Kendala BPBD Simalungun Padam Karhutla: Fasilitas dan Personil Kurang

BPBD Simalungun bersama TNI-Polri saat melakukan pemadaman kebakaran. (Foto: Dok.BPDB Simalungun)

PARBOABOA, Simalungun - Kebakaran hutan dan lahan (Karhutla) di beberapa titik lokasi di Simalungun, Sumatra Utara berhasil dipadamkan.

Sekretaris Badan Penanggulangan Bencana Daerah (BPBD) Simalungun, Manaor Silalahi kepada Parboaboa, Rabu (31/7/2024) mengatakan, hujan deras yang mengguyur wilayah itu pada Selasa 30 Juni kemarin, telah membantu proses pemadaman api.

"Sudah padam, namun kami akan tetap melakukan pemantauan di area kebakaran," kata Manaor saat ditemui di sela-sela rapat paripurna DPRD Simalungun.

Namun begitu, Manaor mengungkapkan BPBD Simalungun saat ini masih menghadapi banyak kendala saat melakukan pemadaman, salah satunya kurangnya fasilitas mobil pemadam. 

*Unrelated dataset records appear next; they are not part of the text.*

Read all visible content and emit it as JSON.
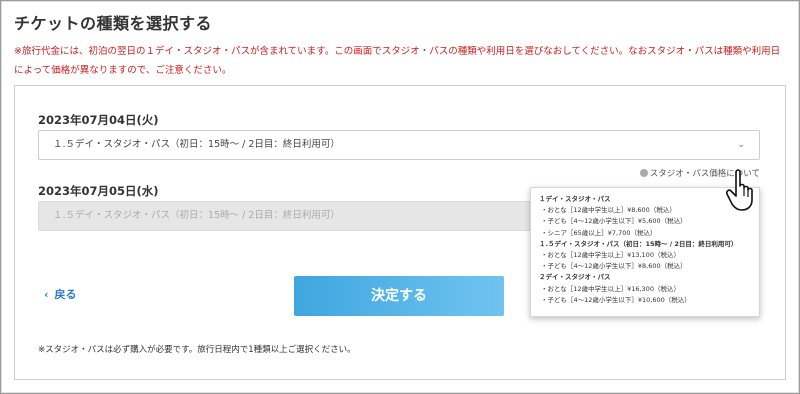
{
  "page": {
    "title": "チケットの種類を選択する",
    "notice": "※旅行代金には、初泊の翌日の１デイ・スタジオ・パスが含まれています。この画面でスタジオ・パスの種類や利用日を選びなおしてください。なおスタジオ・パスは種類や利用日によって価格が異なりますので、ご注意ください。"
  },
  "day1": {
    "date": "2023年07月04日(火)",
    "selected": "１.５デイ・スタジオ・パス（初日：15時～ / 2日目：終日利用可）"
  },
  "day2": {
    "date": "2023年07月05日(水)",
    "selected": "１.５デイ・スタジオ・パス（初日：15時～ / 2日目：終日利用可）"
  },
  "price_link": "スタジオ・パス価格について",
  "tooltip": {
    "sections": [
      {
        "heading": "１デイ・スタジオ・パス",
        "items": [
          "・おとな［12歳中学生以上］¥8,600（税込）",
          "・子ども［4～12歳小学生以下］¥5,600（税込）",
          "・シニア［65歳以上］¥7,700（税込）"
        ]
      },
      {
        "heading": "１.５デイ・スタジオ・パス（初日：15時～ / 2日目：終日利用可）",
        "items": [
          "・おとな［12歳中学生以上］¥13,100（税込）",
          "・子ども［4～12歳小学生以下］¥8,600（税込）"
        ]
      },
      {
        "heading": "２デイ・スタジオ・パス",
        "items": [
          "・おとな［12歳中学生以上］¥16,300（税込）",
          "・子ども［4～12歳小学生以下］¥10,600（税込）"
        ]
      }
    ]
  },
  "back_label": "戻る",
  "decide_label": "決定する",
  "footnote": "※スタジオ・パスは必ず購入が必要です。旅行日程内で1種類以上ご選択ください。",
  "colors": {
    "notice": "#d01c1c",
    "link": "#2b7bd4",
    "button": "#4ab0e6"
  }
}
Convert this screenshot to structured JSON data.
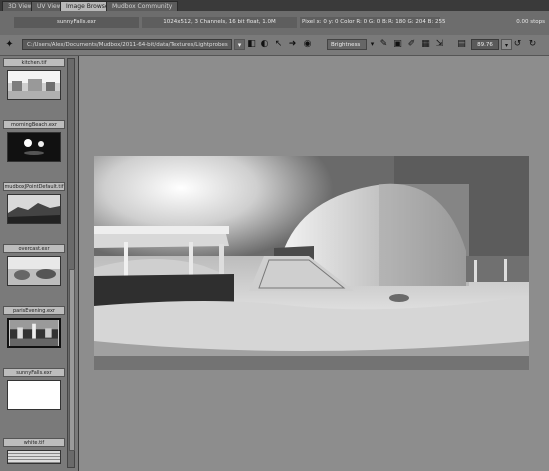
{
  "tabs": [
    {
      "label": "3D View"
    },
    {
      "label": "UV View"
    },
    {
      "label": "Image Browser"
    },
    {
      "label": "Mudbox Community"
    }
  ],
  "info": {
    "filename": "sunnyFalls.exr",
    "file_details": "1024x512, 3 Channels, 16 bit float, 1.0M",
    "pixel_info": "Pixel x: 0 y: 0 Color R: 0 G: 0 B: 0",
    "color_values": "R: 180 G: 204 B: 255",
    "right_value": "0.00 stops"
  },
  "toolbar": {
    "path": "C:/Users/Alex/Documents/Mudbox/2011-64-bit/data/Textures/Lightprobes",
    "mode": "Brightness",
    "zoom": "89.76"
  },
  "thumbnails": [
    {
      "label": "kitchen.tif"
    },
    {
      "label": "morningBeach.exr"
    },
    {
      "label": "mudboxJPointDefault.tif"
    },
    {
      "label": "overcast.exr"
    },
    {
      "label": "parisEvening.exr"
    },
    {
      "label": "sunnyFalls.exr"
    },
    {
      "label": "white.tif"
    }
  ]
}
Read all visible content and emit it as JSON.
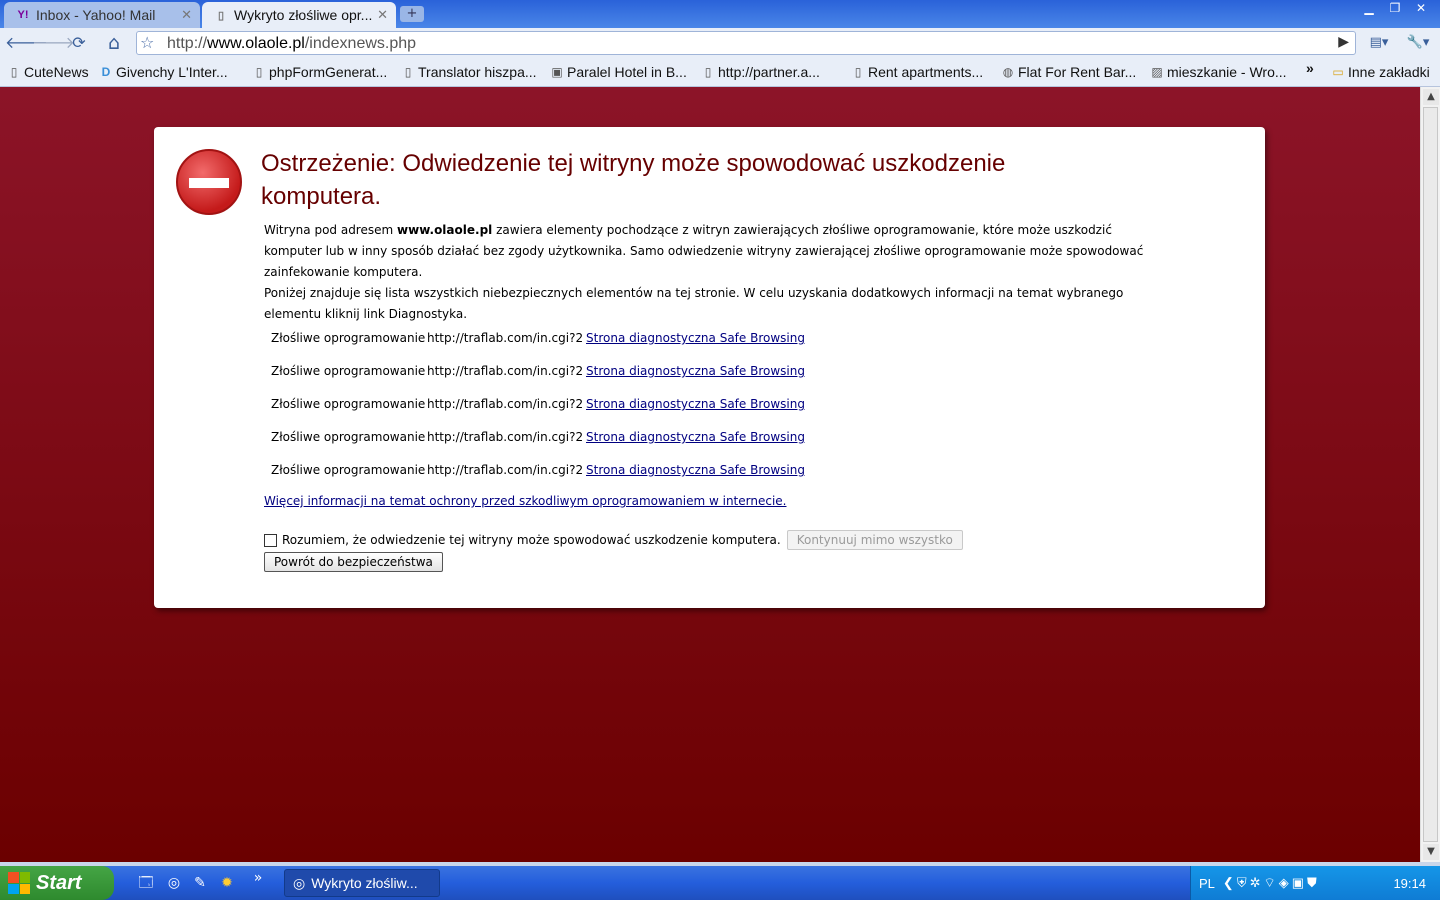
{
  "tabs": [
    {
      "title": "Inbox - Yahoo! Mail",
      "favicon": "Y!",
      "active": false
    },
    {
      "title": "Wykryto złośliwe opr...",
      "favicon": "▯",
      "active": true
    }
  ],
  "window_controls": {
    "minimize": "▁",
    "maximize": "❐",
    "close": "✕"
  },
  "toolbar": {
    "back_icon": "🡐",
    "forward_icon": "🡒",
    "reload_icon": "⟳",
    "home_icon": "⌂",
    "star_icon": "☆",
    "url_prefix": "http://",
    "url_host": "www.olaole.pl",
    "url_path": "/indexnews.php",
    "go_icon": "▶",
    "page_menu_icon": "▤▾",
    "wrench_icon": "🔧▾"
  },
  "bookmarks": [
    {
      "label": "CuteNews",
      "icon": "▯"
    },
    {
      "label": "Givenchy L'Inter...",
      "icon": "D"
    },
    {
      "label": "phpFormGenerat...",
      "icon": "▯"
    },
    {
      "label": "Translator hiszpa...",
      "icon": "▯"
    },
    {
      "label": "Paralel Hotel in B...",
      "icon": "▣"
    },
    {
      "label": "http://partner.a...",
      "icon": "▯"
    },
    {
      "label": "Rent apartments...",
      "icon": "▯"
    },
    {
      "label": "Flat For Rent Bar...",
      "icon": "◍"
    },
    {
      "label": "mieszkanie - Wro...",
      "icon": "▨"
    }
  ],
  "bookmarks_overflow": "»",
  "other_bookmarks": "Inne zakładki",
  "warning": {
    "headline": "Ostrzeżenie: Odwiedzenie tej witryny może spowodować uszkodzenie komputera.",
    "p1_before": "Witryna pod adresem ",
    "p1_site": "www.olaole.pl",
    "p1_after": " zawiera elementy pochodzące z witryn zawierających złośliwe oprogramowanie, które może uszkodzić komputer lub w inny sposób działać bez zgody użytkownika. Samo odwiedzenie witryny zawierającej złośliwe oprogramowanie może spowodować zainfekowanie komputera.",
    "p2": "Poniżej znajduje się lista wszystkich niebezpiecznych elementów na tej stronie. W celu uzyskania dodatkowych informacji na temat wybranego elementu kliknij link Diagnostyka.",
    "threats": [
      {
        "type": "Złośliwe oprogramowanie",
        "url": "http://traflab.com/in.cgi?2",
        "link": "Strona diagnostyczna Safe Browsing"
      },
      {
        "type": "Złośliwe oprogramowanie",
        "url": "http://traflab.com/in.cgi?2",
        "link": "Strona diagnostyczna Safe Browsing"
      },
      {
        "type": "Złośliwe oprogramowanie",
        "url": "http://traflab.com/in.cgi?2",
        "link": "Strona diagnostyczna Safe Browsing"
      },
      {
        "type": "Złośliwe oprogramowanie",
        "url": "http://traflab.com/in.cgi?2",
        "link": "Strona diagnostyczna Safe Browsing"
      },
      {
        "type": "Złośliwe oprogramowanie",
        "url": "http://traflab.com/in.cgi?2",
        "link": "Strona diagnostyczna Safe Browsing"
      }
    ],
    "more_info": "Więcej informacji na temat ochrony przed szkodliwym oprogramowaniem w internecie.",
    "acknowledge": "Rozumiem, że odwiedzenie tej witryny może spowodować uszkodzenie komputera.",
    "continue_button": "Kontynuuj mimo wszystko",
    "back_button": "Powrót do bezpieczeństwa"
  },
  "taskbar": {
    "start": "Start",
    "quicklaunch_overflow": "»",
    "task_title": "Wykryto złośliw...",
    "language": "PL",
    "clock": "19:14"
  },
  "colors": {
    "page_bg": "#8c1428",
    "headline": "#660000",
    "link": "#000080"
  }
}
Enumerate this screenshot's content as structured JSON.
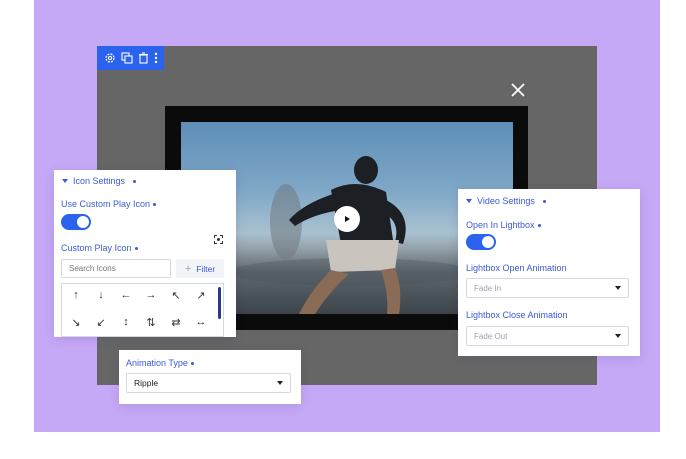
{
  "colors": {
    "accent": "#2b63ee",
    "background": "#c5a8f6",
    "lightbox": "#666666"
  },
  "icons": [
    "gear-icon",
    "duplicate-icon",
    "trash-icon",
    "more-vertical-icon",
    "close-icon",
    "play-icon",
    "focus-icon",
    "plus-icon",
    "chevron-down-icon"
  ],
  "icon_settings": {
    "title": "Icon Settings",
    "use_custom_label": "Use Custom Play Icon",
    "use_custom_on": true,
    "custom_icon_label": "Custom Play Icon",
    "search_placeholder": "Search Icons",
    "filter_label": "Filter",
    "icons": [
      "↑",
      "↓",
      "←",
      "→",
      "↖",
      "↗",
      "↘",
      "↙",
      "↕",
      "⇅",
      "⇄",
      "↔"
    ]
  },
  "animation": {
    "label": "Animation Type",
    "value": "Ripple"
  },
  "video_settings": {
    "title": "Video Settings",
    "open_lightbox_label": "Open In Lightbox",
    "open_lightbox_on": true,
    "open_anim_label": "Lightbox Open Animation",
    "open_anim_value": "Fade In",
    "close_anim_label": "Lightbox Close Animation",
    "close_anim_value": "Fade Out"
  }
}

BPBD, kata dia, hanya  mengoperasikan 7 mobil damkar di 7 pos, yaitu di Kecamatan Siantar, Tanah Jawa, Raya, Tigarunggu, Perdagangan, Ujung Padang, dan Parapat. Jumlah ini belum cukup mengingat luasnya wilayah Simalungun. 

Kendala lain adalah kurangnya personil pemadam kebakaran. Jumlah mereka hanya 114 orang, jauh dari jumlah yang dibutuhkan.

"Kita selalu usulkan untuk penambahan fasilitas (mobil damkar), termasuk juga penambahan personilnya ke BPBD Provinsi dan Kementerian Dalam Negeri (Kemendagri),"pungkasnya.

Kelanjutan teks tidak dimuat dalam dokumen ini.